Our current study was limited by its retrospective design. Hence, selection bias was inevitable, and can only be addressed as hypothesis-generating. Further prospective randomized studies are required to evaluate whether more aggressive therapeutic approaches in APE patients are warranted. Additionally, only a small number of patients were enrolled at a single center. Thus, our current results need to be validated on a larger, multi-center cohort. Moreover, Gülay Gök et al. [24] have found that heart rate and blood urea nitrogen are independent predictors of in-hospital mortality, and the presence of low albumin levels, dementia, and congestive heart failure are associated with higher 30-day mortality. Öz A and Hayıroğlu Mİ et al. [25, 26] have found that the levels of plasma osmolality and prognostic Nutritional Index can have a predictive value for in-hospital mortality of APE patients. Herein, we selected patients with intermediate-risk PE, and only the changes in their conditions during hospitalization were observed. Due to the small number of deaths in the sample, no clinical data affecting the 30-day mortality were detected.
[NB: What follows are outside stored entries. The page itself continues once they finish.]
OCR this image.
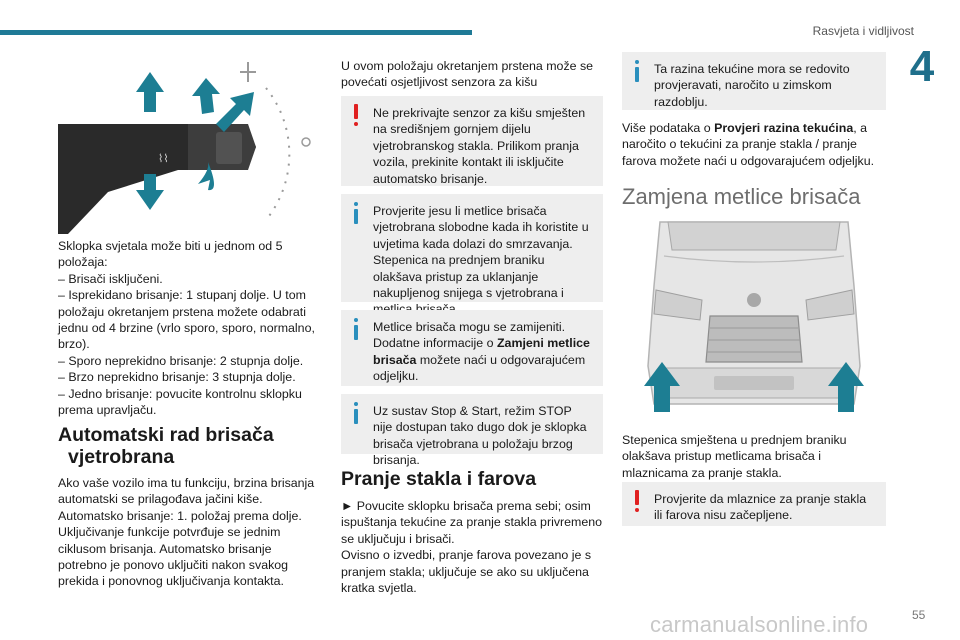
Rasvjeta i vidljivost
4
⌇⌇
Sklopka svjetala može biti u jednom od 5 položaja:
– Brisači isključeni.
– Isprekidano brisanje: 1 stupanj dolje. U tom položaju okretanjem prstena možete odabrati jednu od 4 brzine (vrlo sporo, sporo, normalno, brzo).
– Sporo neprekidno brisanje: 2 stupnja dolje.
– Brzo neprekidno brisanje: 3 stupnja dolje.
– Jedno brisanje: povucite kontrolnu sklopku prema upravljaču.
Automatski rad brisača
vjetrobrana
Ako vaše vozilo ima tu funkciju, brzina brisanja automatski se prilagođava jačini kiše. Automatsko brisanje: 1. položaj prema dolje. Uključivanje funkcije potvrđuje se jednim ciklusom brisanja. Automatsko brisanje potrebno je ponovo uključiti nakon svakog prekida i ponovnog uključivanja kontakta.
U ovom položaju okretanjem prstena može se povećati osjetljivost senzora za kišu
Ne prekrivajte senzor za kišu smješten na središnjem gornjem dijelu vjetrobranskog stakla. Prilikom pranja vozila, prekinite kontakt ili isključite automatsko brisanje.
Provjerite jesu li metlice brisača vjetrobrana slobodne kada ih koristite u uvjetima kada dolazi do smrzavanja. Stepenica na prednjem braniku olakšava pristup za uklanjanje nakupljenog snijega s vjetrobrana i
Metlice brisača mogu se zamijeniti. Dodatne informacije o Zamjeni metlice brisača možete naći u odgovarajućem odjeljku.
Uz sustav Stop & Start, režim STOP nije dostupan tako dugo dok je sklopka brisača vjetrobrana u položaju brzog brisanja.
Pranje stakla i farova
► Povucite sklopku brisača prema sebi; osim ispuštanja tekućine za pranje stakla privremeno se uključuju i brisači.
Ovisno o izvedbi, pranje farova povezano je s pranjem stakla; uključuje se ako su uključena kratka svjetla.
Ta razina tekućine mora se redovito provjeravati, naročito u zimskom razdoblju.
Više podataka o Provjeri razina tekućina, a naročito o tekućini za pranje stakla / pranje farova možete naći u odgovarajućem odjeljku.
Zamjena metlice brisača
Stepenica smještena u prednjem braniku olakšava pristup metlicama brisača i mlaznicama za pranje stakla.
Provjerite da mlaznice za pranje stakla ili farova nisu začepljene.
carmanualsonline.info	55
Moreover, Cagdas and Rencuzogulları et al. [27, 28] have found that the QRS and S zswave variations can be useful electrocardiographic signs for the diagnosis of APE. However, these indicators were not included in the current study. Finally, whether QRS and S wave variations are associated with the prognosis of PE remains unknown and should be explored in future studies.

Conclusions

Although anticoagulation therapy is sufficient for most intermediate-risk PE patients, some patients can present a poorer prognosis in the acute phase, thereby requiring advanced and reperfusion therapies (systemic fibrinolytic agents or thrombectomy) compared to their low-risk PE counterparts. In the present study, we showed that a SaO2 < 90%, RV/LV ratio, Syncope, NTW in V1-V3, and WBC count can independently predict adverse outcomes of hospitalized intermediate-risk APE patients. Therefore, these patients might benefit from interim intensive surveillance, including continuous monitoring and ongoing assessment to select treatment strategies beyond anticoagulation.